The last meter (1980) by François Truffaut – a homage to Being or Not to Be (1942) by Ernst Lubitsch who starred alongside Catherine Deneuve – earned him the César Award for Best Actor.
He starred in Loulou (1980), Maurice Pialat, where he exploded his enormous physique to give veracity to a small offender.
His greatest hits at that time were Andrzej Wajda’s Danton (1982) and Daniel Vigne’s The Return of Martin Guerre (1982), a drama set in the Middle Ages and written by Vigne and Jean-Claude Carrière himself.
Depardieu played a man who returns home after an absence of eight years and is not recognized by his wife. The success of the film in the United States propitiated a new version with Richard Gere like protagonist, Sommersby (1992), of Jon Amiel.
In 1984 he made his directorial debut with the overly theatrical Tartufo (1984), an adaptation of Molière’s classic starring himself and his wife Elisabeth. He received the Volpi Cup for Best Actor at the Venice Film Festival for his work in Police (1985),
Gerard Depardieu avoided typecasting and dominated all the dramatic records, from his tortured characters in the films of Pialat to the openly comedians of his collaborations with Bertrand Blier, among which he emphasized the label’s Costume (1986) and Too Beautiful for You (1989) , Comedies with homosexuality as axis that obtained good commercial results.
The enormous success of public and critic of the spring of the hills (1986), of Claude Berri, consolidated to him like the star in the highest grossing.
Adapted from the popular novel by Marcel Pagnol, it was premiered in France in two parts and became one of the greatest hits in the history of French cinema.
A rural drama set in Provence in the early twentieth century, in which Depardieu played the protagonist Jean de Florette, facing the landowners incarnated by Yves Montand and Daniel Auteuil. Soon after, she starred opposite Isabelle Adjani.
Camile Claudel’s passion (1988), director’s debut as director of photography Bruno Nuytten, in which she played the sculptor Auguste Rodin.
Cyrano de Bergerac (1990), by Jean-Paul Rappeneau, was the international consecration of Depardieu. He was awarded the Best Actor Award at the Cannes Film Festival and nominated for an Oscar for Best Actor for this adaptation of Edmond Rostand’s classic.
The difficulty of the original verse was respected by the adaptation of Jean-Claude Carrière and one of the best interpretations of the actor’s career, a spectacular exercise that opened the doors to American industry.

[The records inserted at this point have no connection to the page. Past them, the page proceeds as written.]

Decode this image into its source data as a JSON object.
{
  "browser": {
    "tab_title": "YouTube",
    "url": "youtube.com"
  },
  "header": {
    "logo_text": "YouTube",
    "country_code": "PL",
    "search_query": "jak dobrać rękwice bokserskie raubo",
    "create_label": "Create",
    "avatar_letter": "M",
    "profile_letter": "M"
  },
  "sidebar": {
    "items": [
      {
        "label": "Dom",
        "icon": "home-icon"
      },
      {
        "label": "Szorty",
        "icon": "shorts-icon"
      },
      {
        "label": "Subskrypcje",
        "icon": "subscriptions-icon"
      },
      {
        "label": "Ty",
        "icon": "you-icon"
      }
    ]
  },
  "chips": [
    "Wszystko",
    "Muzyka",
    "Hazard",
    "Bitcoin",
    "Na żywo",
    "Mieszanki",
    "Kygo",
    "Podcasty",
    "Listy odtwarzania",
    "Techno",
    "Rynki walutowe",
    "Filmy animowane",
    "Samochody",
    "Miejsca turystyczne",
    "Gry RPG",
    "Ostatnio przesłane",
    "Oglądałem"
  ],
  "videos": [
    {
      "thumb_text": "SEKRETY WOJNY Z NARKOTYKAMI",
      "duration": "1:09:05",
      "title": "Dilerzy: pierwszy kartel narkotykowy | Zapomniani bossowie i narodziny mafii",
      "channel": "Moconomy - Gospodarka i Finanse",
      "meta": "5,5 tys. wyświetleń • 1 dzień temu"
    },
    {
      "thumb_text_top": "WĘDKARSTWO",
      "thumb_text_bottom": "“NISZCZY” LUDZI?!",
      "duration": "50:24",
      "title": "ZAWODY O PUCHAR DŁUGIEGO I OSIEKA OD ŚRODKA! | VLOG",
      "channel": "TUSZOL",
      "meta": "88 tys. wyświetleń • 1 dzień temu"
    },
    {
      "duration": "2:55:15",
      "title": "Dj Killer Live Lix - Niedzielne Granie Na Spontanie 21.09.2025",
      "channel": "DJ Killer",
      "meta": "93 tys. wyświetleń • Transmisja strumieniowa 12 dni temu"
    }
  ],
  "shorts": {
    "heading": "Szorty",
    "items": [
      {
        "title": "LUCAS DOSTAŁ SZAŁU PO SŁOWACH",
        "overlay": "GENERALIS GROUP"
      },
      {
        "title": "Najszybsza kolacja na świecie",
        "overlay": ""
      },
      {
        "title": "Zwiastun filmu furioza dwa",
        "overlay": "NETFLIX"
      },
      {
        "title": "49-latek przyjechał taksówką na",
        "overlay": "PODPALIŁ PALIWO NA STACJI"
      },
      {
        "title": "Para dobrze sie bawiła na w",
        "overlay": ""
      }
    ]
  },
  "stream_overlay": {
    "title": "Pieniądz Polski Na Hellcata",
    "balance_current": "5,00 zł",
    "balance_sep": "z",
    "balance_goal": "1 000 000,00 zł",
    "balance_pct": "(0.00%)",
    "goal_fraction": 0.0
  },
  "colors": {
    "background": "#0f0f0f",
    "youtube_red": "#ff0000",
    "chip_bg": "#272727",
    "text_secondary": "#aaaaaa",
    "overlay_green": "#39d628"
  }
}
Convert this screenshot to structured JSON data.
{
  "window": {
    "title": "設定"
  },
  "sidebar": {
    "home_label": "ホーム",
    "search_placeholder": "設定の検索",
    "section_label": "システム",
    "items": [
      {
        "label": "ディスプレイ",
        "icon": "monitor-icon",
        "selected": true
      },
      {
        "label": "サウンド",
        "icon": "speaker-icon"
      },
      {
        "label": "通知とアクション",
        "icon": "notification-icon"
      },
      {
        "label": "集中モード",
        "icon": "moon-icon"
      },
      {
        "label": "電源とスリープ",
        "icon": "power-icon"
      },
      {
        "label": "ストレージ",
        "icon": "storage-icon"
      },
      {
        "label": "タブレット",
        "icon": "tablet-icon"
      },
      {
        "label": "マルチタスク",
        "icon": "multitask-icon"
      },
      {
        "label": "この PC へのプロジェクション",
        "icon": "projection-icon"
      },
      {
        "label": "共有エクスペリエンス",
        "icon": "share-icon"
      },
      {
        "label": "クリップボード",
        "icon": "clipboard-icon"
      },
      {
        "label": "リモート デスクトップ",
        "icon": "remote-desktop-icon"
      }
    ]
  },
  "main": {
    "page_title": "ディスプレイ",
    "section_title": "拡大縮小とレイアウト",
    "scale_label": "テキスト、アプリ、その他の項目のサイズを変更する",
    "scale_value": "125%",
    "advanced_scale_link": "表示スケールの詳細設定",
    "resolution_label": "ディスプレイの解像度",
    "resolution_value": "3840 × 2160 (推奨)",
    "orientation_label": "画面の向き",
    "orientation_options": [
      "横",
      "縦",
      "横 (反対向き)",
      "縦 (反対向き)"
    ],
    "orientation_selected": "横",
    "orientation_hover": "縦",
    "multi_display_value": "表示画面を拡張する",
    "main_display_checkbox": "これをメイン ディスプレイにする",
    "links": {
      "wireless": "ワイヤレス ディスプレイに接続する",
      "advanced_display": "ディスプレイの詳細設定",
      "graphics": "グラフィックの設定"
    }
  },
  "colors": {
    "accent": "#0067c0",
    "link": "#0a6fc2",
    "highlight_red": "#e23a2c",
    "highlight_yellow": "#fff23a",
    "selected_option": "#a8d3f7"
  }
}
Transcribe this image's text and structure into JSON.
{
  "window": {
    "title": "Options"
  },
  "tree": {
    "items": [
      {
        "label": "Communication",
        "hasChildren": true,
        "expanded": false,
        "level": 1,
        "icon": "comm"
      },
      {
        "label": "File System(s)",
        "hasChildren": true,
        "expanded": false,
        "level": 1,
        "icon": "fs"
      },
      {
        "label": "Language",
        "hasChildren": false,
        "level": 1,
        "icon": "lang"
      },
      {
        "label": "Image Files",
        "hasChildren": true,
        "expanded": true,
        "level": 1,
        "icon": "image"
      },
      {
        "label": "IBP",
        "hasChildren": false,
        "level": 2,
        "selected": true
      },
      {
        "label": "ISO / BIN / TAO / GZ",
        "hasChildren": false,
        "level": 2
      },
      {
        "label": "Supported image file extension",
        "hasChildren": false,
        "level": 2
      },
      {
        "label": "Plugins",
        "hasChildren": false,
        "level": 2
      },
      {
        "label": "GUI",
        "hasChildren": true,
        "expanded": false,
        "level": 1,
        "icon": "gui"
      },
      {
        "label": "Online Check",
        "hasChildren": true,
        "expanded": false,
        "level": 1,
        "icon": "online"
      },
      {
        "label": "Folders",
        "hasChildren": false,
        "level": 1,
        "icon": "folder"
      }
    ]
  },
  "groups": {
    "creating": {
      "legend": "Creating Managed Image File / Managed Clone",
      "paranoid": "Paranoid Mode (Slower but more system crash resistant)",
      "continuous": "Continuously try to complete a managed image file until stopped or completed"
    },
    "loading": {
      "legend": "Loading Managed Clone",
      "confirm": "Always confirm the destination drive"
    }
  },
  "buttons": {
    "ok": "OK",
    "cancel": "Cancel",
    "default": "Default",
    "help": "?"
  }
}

Shortly afterwards he worked on Peter Weir’s Convenience Marriage (1990), his first Hollywood movie, a romantic comedy shot in English. In it gave life to a musician who marries an American (Andie MacDowell) to obtain the residence permit, The green card of the original title of the film ( Green Card ). He was awarded the Golden Globe for best male performance.
Since the early 1990s, Depardieu has become an institution in France and an international star, heir to the French classical values and symbol of the adaptation of these to the new times: Jean Gabin of the last quarter of the twentieth century.
During the last years of his brilliant trajectory he divided his time between his commitments as an actor and his vineyards of the region of Anjou.
Between the best of his works they emphasized Every morning of the world (1992), of Alain Corneau, biography of the musician of century XVII Marin Marais, interpreted in his adolescence by his son Guillaume Depardieu.
The failure of 1492, the conquest of paradise (1992), by Ridley Scott, in which he played Christopher Columbus, partially restrained his international career.
In 1996 he was named knight of the Legion of Honor, the highest French award. A year later he married his second wife, actress Carole Bouquet.
His most popular films of the late 1990s include Randall Wallace’s The Iron Man (1998) and Claude Zidi’s Asterix and Obelix against César (1999), as well as his excellent interpretations for Several television series, such as the adaptations that were made from the work of Alexandre Dumas, father (“The Count of Montecristo”) and Victor Hugo (“The Miserables”).